What is Product Liability Insurance?
Product liability insurance is a type of insurance that provides protection in the event that you are sued for damages related to a product you’ve sold. This protection can extend to cover things like personal injury, property damage, and even advertising injuries.
How Does Product Liability Insurance Work?
If you are sued for damages related to a product you’ve sold, your product liability insurance policy will help pay for your legal expenses. In some cases, the policy may even help pay for any damages awarded to the plaintiff. It’s important to note, however, that product liability insurance does not protect against every possible lawsuit. For example, if you are sued for breach of contract or fraud, your policy will not provide any coverage.

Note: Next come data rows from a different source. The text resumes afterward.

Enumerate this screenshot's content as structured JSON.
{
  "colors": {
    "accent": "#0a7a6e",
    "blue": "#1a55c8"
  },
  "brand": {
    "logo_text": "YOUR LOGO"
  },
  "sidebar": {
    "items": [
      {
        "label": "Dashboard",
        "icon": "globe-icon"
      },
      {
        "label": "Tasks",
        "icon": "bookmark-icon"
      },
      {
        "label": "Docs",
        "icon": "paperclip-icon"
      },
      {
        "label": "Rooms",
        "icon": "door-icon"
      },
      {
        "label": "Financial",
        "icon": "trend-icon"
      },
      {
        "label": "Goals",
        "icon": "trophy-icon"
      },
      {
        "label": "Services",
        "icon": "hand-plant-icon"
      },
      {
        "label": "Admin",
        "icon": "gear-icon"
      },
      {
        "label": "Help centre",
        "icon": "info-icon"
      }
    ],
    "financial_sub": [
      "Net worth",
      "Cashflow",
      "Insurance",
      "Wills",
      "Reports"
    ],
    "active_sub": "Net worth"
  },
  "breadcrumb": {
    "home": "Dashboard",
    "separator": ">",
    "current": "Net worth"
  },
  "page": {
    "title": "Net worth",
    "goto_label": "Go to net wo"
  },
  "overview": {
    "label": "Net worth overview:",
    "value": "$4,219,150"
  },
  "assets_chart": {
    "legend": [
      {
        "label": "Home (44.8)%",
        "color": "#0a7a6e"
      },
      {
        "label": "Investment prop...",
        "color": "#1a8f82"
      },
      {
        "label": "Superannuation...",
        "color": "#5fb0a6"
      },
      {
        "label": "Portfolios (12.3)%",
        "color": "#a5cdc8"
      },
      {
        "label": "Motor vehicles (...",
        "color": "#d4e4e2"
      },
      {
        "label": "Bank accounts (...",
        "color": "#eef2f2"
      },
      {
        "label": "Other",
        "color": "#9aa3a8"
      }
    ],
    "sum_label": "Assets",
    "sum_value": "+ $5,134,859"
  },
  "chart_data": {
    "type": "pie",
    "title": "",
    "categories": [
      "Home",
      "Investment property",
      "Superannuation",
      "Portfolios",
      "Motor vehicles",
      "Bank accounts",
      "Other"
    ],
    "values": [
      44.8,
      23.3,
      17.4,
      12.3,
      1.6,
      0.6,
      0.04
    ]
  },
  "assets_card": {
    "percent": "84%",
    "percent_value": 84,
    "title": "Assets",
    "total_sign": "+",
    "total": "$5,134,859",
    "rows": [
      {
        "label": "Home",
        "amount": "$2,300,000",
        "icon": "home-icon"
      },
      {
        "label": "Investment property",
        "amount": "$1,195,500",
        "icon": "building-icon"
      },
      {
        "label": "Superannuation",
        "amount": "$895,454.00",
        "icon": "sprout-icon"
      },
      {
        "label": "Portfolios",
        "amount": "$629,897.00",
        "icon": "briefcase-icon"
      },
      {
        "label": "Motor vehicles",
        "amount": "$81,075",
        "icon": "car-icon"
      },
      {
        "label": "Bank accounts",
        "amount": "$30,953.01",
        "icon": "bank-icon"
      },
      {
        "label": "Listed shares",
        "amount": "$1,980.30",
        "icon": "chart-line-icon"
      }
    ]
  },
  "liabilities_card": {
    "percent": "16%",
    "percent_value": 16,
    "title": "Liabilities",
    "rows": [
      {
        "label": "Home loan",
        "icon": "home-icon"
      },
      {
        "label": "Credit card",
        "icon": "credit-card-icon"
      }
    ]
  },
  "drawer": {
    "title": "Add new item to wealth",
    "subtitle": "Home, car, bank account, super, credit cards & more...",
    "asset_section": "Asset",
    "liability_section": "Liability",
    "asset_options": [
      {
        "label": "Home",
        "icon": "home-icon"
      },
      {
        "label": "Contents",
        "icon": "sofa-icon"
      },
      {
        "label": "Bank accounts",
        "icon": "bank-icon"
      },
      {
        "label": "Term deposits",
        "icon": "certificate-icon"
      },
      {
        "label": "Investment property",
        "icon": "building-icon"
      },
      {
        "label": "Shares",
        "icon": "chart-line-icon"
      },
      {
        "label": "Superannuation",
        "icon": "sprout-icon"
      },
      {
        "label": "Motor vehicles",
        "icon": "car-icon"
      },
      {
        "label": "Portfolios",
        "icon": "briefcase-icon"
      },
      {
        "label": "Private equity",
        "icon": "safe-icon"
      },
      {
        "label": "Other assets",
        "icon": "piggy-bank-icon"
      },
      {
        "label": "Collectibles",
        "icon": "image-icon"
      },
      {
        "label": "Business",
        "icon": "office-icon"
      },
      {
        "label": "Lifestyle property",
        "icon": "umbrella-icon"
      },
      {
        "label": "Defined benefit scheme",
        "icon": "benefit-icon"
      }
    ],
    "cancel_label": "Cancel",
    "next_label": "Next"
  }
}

What is the Difference Between Moral Hazard and Contributory Negligence?
Moral hazard is the increased likelihood of someone taking risks when they are insured against the consequences of those risks. For example, someone with health insurance may be more likely to eat unhealthy foods or partake in risky activities because they know that their medical expenses will be covered by their insurance policy.
Contributory negligence is a legal doctrine that bars an injured party from recovering damages if they contributed to their own injury. For example, if someone is hit by a car while crossing the street outside of a crosswalk, they may be barred from recovering damages because their own negligence contributed to their injury.
Product liability insurance is an important type of coverage for any business owner to have. It can help protect you from financial ruin in the event that you are sued for damages related to a product you’ve sold. But it’s important to understand how this type of insurance works and what exclusions may apply. Additionally, it’s important to be aware of the concepts of moral hazard and contributory negligence as they may impact your ability to recover damages in a lawsuit.